4. Opportunity Costs
If a company has ROT and dark data – whose contents and importance are unknown – it means they aren’t using their data to its fullest potential. This has serious opportunity costs and poses serious risks that need to be mitigated and lost opportunity to analyze and learn from your data.
According to the IDC, organizations leveraging all of their data to the fullest extent can expect to see productivity gains – an estimated $430 billion across the market. Leaving that data in the dark means leaving chances to find new trends and discover new business paths that could lead to higher revenue and competitive advantage.
5. Wasted Hours
Decluttering terabytes of data takes a significant amount of time. Hiring more data managers and analysts may not be the most efficient approach. IDC estimates that a company with a thousand data workers wastes time equivalent to $5.7 million a year trying to find relevant data – ROT makes this task even more difficult. Data analysts should be analyzing data, not scouring through old, redundant, or trivial files. And the problem isn’t limited to data workers. If regular employees make a mistake due to ROT or outdated information, it could further reduce productivity in the workplace or worse.
An Intelligent Solution
Data analysis relies on sophisticated search tools. To uncover the value in data, enterprises need a powerful combination of tools to locate data – wherever it is. Most companies don’t realize their current data search approaches can’t access distributed information and can’t extract dark and ROT information within unstructured documents – severely limiting its data capabilities. Additionally, many tools only find metadata and do not conduct a deep search, often requiring copies of the data to be ingested into proprietary systems before they can even start to comprehend the data. This is simply cost-prohibitive for some.

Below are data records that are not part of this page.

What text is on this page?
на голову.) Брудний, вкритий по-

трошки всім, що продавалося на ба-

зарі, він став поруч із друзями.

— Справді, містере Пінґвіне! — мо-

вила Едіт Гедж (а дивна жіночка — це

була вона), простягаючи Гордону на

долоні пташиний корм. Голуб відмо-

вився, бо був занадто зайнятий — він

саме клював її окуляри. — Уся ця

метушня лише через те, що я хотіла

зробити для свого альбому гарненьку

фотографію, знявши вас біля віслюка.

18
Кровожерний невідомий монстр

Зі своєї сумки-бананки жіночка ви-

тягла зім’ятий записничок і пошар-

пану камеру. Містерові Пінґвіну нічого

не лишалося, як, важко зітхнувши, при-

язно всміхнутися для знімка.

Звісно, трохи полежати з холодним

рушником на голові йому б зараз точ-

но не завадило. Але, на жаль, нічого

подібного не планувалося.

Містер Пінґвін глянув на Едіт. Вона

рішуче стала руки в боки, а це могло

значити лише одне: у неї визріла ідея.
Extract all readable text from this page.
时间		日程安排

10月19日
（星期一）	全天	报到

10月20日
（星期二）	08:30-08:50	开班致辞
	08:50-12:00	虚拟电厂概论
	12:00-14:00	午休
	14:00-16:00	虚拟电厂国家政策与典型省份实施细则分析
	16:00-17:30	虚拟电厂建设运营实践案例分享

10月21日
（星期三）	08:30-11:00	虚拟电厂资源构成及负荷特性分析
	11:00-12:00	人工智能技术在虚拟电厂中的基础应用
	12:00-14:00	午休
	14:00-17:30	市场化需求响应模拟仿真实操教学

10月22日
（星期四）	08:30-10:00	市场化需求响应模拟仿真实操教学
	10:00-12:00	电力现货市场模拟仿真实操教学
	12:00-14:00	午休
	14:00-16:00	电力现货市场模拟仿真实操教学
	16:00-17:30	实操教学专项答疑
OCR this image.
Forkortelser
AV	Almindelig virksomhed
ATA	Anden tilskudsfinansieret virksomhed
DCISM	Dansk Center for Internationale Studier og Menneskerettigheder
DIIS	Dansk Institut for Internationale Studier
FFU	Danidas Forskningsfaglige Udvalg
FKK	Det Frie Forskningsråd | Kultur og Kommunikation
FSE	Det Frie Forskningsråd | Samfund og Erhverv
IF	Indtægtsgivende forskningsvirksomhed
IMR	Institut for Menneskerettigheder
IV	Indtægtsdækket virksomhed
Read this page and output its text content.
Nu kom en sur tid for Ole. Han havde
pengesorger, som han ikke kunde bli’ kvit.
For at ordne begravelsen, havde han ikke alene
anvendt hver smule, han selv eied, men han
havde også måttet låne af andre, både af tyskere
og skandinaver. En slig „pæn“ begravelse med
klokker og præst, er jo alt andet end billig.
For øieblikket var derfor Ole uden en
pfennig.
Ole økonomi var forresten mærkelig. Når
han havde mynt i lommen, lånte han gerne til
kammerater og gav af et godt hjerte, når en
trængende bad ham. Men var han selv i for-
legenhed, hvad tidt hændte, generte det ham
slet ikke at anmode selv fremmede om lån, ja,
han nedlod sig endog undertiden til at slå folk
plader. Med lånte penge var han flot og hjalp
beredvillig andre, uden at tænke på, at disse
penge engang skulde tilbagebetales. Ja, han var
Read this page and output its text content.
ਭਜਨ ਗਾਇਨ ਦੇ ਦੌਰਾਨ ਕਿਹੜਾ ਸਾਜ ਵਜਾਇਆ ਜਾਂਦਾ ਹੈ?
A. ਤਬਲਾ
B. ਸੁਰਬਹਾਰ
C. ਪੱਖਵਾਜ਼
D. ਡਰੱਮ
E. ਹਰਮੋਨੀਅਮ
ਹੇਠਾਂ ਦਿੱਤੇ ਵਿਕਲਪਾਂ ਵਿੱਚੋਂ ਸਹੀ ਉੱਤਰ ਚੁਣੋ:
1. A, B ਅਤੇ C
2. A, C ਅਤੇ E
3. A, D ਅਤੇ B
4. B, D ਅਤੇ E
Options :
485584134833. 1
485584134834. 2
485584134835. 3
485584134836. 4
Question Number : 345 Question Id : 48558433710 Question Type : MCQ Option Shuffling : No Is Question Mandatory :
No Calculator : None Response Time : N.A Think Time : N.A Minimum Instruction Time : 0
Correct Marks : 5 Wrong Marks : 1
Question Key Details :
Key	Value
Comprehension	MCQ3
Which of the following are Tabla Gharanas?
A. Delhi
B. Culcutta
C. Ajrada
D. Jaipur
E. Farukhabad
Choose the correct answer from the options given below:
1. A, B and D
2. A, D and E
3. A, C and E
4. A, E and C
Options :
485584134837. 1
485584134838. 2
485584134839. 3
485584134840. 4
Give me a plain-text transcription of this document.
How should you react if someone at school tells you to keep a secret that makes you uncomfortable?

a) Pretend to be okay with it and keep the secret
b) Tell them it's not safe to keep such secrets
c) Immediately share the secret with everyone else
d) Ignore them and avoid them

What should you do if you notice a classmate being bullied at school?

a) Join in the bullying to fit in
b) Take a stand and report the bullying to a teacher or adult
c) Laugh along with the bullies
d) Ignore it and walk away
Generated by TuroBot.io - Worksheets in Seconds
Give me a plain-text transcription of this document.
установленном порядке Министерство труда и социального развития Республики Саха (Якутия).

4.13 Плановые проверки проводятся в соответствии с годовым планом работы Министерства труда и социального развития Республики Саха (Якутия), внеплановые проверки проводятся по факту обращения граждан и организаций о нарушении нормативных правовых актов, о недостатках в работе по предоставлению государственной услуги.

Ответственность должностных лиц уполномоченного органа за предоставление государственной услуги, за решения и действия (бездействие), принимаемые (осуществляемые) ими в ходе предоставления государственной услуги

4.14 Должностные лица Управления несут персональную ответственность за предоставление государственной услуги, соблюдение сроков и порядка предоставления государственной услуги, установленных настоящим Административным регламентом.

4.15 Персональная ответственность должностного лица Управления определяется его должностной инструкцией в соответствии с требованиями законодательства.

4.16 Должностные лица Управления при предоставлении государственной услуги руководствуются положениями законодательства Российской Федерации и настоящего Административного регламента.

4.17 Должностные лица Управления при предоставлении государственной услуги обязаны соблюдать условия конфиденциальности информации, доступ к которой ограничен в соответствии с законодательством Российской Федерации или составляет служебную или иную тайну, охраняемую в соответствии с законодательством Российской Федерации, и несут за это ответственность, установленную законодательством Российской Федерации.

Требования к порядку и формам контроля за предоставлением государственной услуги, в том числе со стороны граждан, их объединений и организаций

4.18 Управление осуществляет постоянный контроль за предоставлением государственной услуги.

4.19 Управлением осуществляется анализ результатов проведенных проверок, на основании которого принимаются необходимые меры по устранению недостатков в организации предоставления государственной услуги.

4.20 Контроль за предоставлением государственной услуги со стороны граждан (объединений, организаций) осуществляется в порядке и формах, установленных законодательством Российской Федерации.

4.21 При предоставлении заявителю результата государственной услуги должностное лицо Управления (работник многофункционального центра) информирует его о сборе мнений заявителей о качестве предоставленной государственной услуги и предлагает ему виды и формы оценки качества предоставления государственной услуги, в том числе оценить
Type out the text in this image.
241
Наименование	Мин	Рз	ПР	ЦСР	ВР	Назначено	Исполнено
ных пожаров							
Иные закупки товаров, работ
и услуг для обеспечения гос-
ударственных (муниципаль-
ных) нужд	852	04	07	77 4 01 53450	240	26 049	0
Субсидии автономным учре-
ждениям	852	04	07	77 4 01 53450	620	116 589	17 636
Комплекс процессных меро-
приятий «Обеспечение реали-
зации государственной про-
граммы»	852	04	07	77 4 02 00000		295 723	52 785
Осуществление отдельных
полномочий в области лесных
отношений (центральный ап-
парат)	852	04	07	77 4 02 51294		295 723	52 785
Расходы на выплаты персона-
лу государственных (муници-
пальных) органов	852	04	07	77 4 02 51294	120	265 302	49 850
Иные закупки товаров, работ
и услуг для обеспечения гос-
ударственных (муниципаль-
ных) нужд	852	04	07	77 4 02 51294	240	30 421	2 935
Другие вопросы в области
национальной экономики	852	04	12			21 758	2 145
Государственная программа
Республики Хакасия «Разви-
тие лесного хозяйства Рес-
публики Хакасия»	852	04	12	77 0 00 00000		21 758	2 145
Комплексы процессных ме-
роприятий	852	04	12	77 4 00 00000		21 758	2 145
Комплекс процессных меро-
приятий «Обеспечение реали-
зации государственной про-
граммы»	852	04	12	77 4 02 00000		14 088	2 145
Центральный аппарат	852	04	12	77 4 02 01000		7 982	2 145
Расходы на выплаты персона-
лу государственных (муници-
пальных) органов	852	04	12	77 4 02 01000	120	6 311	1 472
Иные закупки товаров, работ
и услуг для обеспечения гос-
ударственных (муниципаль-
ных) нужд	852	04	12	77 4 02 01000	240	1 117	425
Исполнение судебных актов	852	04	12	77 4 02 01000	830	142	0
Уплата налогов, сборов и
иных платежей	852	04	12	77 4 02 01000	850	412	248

An intelligent Data Management platform must allow you to find, move, or delete both ROT and dark data from your business. Tools like these can scan and label data across your entire enterprise, whether your data is stored locally, on servers, at the edge, or in the cloud, and certainly must do this efficiently (i.e., in-place without massive addition of data infrastructure or bypassing security in place).
Once you understand your data, you can analyze and determine which sets of information can be discarded and which should be kept. Conflicts between files can be quickly identified and resolved. What’s more, your employees’ data can be indexed, breaking down data silos and preventing further duplication of ROT data, and more importantly, the data is readily searchable so you can exploit its value. You must understand where your data lives in order to meet your bottom line and stay productive during the lifecycle of your business.